Official government figures have revealed that the number of Syrian nationals granted German citizenship increased by 185% in 2021 compared to the previous year, as many of those asylum seekers who arrived during the migrant crisis of 2015-16 became eligible for naturalization.
The Federal Statistical Office of Germany (Destatis), in a press release published days ago, reported that a total of 131,600 foreigners obtained German citizenship in 2021, an increase of 20%, with about half of the increase attributable to the significant number of naturalizations of Syrians, most of whom entered the country in 2015-16, the Munich-based newspaper Süddeutsche Zeitung reports.
The report notes that 2021 saw 19,100 Syrian nationals naturalized as German citizens, compared to the 6,700 who received citizenship in 2020, representing a nearly threefold increase year over year. The considerable uptick is mainly because the number of Syrians who have maintained residency in Germany for at least six years grew from 45,300 in 2020 to 106,300 in 2021.
The trend is unlikely to abate anytime soon. The Federal Statistical Office anticipates next year to see an even larger number of Syrian naturalizations since—at the beginning of 2022—the amount of Syrians who have lived in Germany for at least six years climbed to 449,000, more than four times as many as 2021.
After Syrians, the largest group of nationals who received German citizenship were Turks, at 12,000, followed by Romanians, at 6,900, and Poles, at 5,500. Altogether, Germany’s radical left-liberal granted citizenship to people from 173 different nationalities. Every fourth person had held an EU passport before their naturalization.
Although officially Germany requires at least eight years of residency to qualify for naturalization, the Syrians granted citizenship in 2021 on average had lived in the country for six years. The German state, however, made an exception for these asylum seekers, citing that all had demonstrated strong language skills and a commitment to civic engagement.

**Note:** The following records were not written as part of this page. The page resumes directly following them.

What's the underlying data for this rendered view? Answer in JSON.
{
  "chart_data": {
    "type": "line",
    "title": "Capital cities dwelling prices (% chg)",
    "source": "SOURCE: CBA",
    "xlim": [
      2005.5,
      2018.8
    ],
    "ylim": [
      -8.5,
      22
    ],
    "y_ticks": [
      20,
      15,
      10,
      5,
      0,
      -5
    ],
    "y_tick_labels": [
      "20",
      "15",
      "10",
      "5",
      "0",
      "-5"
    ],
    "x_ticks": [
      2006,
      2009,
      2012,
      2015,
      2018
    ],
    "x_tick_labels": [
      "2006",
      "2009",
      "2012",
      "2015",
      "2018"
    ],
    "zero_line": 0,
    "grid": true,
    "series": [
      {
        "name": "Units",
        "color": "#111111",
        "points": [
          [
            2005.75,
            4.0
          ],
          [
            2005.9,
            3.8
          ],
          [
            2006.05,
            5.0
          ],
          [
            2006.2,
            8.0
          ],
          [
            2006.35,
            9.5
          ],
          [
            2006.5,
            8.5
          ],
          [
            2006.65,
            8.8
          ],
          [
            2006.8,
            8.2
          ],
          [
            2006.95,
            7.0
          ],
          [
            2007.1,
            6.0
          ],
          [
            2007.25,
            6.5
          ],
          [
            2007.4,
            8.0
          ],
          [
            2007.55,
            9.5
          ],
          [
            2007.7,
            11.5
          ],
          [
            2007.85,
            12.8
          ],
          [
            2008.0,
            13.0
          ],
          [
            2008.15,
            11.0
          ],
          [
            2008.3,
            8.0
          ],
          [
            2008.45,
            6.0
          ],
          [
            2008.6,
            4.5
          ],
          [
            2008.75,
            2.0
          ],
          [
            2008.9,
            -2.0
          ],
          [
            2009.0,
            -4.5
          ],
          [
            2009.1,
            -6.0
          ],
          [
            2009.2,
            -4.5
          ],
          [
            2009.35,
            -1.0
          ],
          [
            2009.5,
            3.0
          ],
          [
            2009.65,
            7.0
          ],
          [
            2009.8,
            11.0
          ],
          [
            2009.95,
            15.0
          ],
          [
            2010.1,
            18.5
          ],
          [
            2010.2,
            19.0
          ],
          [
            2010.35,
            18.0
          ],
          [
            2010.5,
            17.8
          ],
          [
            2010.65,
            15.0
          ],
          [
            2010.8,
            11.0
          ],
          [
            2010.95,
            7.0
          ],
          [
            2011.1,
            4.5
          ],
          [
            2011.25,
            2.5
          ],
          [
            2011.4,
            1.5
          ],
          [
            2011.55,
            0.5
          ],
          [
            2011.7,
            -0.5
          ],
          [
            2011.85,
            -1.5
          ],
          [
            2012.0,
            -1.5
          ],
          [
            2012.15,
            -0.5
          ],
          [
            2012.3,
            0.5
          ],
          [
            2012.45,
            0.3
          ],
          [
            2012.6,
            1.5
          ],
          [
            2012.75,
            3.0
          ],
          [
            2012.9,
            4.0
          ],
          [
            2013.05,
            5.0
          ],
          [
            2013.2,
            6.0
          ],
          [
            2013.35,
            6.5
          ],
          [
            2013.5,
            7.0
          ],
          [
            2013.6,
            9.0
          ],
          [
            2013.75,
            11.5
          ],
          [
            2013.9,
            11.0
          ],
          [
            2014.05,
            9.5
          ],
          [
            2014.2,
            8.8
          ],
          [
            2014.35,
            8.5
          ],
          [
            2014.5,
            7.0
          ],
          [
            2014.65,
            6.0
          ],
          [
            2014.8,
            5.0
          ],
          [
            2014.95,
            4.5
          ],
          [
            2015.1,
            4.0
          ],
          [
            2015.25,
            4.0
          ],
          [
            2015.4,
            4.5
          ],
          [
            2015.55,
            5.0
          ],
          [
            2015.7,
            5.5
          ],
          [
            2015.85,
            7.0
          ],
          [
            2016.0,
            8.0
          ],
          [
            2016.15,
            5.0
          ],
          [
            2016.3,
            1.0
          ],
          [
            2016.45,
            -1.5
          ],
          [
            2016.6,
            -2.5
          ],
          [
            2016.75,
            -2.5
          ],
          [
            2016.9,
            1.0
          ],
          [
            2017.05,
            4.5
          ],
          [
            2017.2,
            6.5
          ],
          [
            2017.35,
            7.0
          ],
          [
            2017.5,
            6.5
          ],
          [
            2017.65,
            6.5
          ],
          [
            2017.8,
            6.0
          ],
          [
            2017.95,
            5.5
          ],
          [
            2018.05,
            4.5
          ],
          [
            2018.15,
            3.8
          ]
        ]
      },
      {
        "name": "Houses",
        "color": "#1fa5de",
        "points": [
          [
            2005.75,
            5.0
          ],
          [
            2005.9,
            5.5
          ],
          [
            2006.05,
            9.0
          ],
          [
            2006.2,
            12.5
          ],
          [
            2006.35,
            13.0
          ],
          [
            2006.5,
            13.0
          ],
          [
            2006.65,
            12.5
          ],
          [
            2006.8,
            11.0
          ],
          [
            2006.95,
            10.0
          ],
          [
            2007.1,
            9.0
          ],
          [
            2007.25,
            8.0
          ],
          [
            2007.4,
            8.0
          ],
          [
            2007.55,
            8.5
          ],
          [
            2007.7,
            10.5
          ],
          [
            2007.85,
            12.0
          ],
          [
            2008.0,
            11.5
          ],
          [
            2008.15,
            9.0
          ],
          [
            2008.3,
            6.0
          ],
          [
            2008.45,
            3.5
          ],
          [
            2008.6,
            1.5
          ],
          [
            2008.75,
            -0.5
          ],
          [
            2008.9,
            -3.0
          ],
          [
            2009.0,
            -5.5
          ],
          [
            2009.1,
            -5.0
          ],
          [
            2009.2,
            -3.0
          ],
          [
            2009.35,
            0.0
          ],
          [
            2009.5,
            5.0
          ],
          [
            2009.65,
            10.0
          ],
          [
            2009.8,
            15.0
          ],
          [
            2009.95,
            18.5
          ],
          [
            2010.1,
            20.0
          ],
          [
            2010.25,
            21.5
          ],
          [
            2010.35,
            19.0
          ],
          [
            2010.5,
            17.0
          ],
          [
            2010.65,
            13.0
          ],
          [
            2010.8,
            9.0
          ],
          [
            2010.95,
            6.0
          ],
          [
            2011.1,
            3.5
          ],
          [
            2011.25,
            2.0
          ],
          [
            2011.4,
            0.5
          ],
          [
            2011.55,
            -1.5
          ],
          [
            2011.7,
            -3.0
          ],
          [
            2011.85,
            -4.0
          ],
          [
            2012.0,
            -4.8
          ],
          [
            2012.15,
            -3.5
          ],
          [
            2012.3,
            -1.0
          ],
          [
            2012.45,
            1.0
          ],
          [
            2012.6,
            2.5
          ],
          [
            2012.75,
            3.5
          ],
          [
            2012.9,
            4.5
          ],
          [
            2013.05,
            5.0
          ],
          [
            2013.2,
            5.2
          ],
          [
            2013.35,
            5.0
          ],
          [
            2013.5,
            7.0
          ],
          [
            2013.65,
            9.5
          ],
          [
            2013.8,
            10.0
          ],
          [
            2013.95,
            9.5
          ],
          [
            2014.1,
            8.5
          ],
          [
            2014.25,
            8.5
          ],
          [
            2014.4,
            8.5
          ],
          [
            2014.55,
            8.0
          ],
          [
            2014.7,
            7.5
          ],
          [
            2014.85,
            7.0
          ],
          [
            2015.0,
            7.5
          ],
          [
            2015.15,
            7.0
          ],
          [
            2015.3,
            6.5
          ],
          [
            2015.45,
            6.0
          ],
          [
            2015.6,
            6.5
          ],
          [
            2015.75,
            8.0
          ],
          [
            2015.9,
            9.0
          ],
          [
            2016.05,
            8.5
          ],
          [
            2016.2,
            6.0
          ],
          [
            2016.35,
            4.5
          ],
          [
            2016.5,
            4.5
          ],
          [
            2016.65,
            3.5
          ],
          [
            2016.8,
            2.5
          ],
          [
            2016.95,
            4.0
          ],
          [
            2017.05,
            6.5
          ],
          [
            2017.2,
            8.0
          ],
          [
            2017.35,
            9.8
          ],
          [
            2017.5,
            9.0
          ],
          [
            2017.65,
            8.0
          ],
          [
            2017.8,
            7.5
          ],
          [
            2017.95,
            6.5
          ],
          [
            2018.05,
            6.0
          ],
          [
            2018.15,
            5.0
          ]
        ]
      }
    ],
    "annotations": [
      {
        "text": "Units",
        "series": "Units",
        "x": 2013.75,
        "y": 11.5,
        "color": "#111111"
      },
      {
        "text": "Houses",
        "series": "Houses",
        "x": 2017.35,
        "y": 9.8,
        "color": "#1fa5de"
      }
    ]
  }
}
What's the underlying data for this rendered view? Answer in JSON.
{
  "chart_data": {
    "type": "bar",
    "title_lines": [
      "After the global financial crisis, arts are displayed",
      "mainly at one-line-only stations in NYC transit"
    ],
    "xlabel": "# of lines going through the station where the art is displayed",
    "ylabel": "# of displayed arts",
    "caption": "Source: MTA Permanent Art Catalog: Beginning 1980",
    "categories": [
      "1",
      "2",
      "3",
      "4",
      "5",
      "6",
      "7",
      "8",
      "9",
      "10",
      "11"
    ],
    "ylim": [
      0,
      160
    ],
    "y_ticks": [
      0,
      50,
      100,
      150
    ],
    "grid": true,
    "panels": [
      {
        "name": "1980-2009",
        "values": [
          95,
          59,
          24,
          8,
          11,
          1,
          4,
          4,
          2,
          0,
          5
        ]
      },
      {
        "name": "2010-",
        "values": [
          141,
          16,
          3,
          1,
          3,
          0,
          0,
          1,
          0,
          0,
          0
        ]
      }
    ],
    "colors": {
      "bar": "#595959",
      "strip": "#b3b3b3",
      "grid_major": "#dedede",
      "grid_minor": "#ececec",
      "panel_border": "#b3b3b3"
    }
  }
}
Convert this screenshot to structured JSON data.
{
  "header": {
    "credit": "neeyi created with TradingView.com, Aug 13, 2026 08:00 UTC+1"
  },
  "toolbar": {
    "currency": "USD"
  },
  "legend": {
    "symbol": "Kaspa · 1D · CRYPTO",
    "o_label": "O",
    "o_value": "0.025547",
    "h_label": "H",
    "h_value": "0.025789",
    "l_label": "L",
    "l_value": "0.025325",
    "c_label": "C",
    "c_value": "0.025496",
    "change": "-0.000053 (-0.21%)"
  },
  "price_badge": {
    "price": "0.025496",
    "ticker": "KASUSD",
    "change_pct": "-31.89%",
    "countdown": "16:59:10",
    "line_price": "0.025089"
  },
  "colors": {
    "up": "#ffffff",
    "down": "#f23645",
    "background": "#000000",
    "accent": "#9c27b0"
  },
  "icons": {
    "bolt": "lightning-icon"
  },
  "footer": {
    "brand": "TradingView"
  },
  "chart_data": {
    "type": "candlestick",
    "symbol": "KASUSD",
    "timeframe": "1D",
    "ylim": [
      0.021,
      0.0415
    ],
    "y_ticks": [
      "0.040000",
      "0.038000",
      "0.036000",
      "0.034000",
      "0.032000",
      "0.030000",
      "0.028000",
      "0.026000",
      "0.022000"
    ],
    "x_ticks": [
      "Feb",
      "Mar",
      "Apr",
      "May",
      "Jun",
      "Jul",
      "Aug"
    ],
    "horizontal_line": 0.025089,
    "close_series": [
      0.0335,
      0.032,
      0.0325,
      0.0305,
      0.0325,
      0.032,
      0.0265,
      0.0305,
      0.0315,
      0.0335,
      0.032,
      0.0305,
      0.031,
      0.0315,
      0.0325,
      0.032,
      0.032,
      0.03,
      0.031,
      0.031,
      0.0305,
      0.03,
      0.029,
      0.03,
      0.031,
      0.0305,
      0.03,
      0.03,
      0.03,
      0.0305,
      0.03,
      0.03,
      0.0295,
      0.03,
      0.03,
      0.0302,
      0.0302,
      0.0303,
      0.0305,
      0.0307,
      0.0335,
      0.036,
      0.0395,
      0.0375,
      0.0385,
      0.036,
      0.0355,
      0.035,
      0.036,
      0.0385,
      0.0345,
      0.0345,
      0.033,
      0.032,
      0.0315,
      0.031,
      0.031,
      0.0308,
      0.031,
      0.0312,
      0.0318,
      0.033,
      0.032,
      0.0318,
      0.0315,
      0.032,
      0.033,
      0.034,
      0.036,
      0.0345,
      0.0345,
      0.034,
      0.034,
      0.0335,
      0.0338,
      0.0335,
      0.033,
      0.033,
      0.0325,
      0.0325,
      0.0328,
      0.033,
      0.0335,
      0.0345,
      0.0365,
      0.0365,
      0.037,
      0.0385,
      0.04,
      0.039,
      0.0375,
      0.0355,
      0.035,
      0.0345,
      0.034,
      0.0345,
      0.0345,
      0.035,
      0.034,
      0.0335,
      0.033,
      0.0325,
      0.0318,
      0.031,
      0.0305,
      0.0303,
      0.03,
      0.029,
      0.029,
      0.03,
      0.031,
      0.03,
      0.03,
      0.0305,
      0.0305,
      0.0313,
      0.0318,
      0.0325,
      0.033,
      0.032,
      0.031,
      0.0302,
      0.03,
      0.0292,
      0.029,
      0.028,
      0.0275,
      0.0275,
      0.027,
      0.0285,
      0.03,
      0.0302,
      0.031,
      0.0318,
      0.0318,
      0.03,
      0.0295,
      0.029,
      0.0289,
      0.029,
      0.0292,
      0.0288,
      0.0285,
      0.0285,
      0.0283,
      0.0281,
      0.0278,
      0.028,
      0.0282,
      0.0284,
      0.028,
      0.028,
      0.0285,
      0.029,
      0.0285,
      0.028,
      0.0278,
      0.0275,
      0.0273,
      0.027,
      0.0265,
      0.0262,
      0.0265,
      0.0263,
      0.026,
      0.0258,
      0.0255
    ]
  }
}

Presently, Germany’s radical left-liberal government is in the process of drafting large-scale amnesty legislation that, if passed, would see approximately 100,000 illegal immigrants granted residence permits—and a pathway to citizenship.
Previously, the liberal pro-business Freie Demokratische Partei—which is currently in the ruling coalition—has claimed that, for Germany’s pension system to remain viable in the future, a half a million migrants would need to be welcomed each year for the foreseeable future.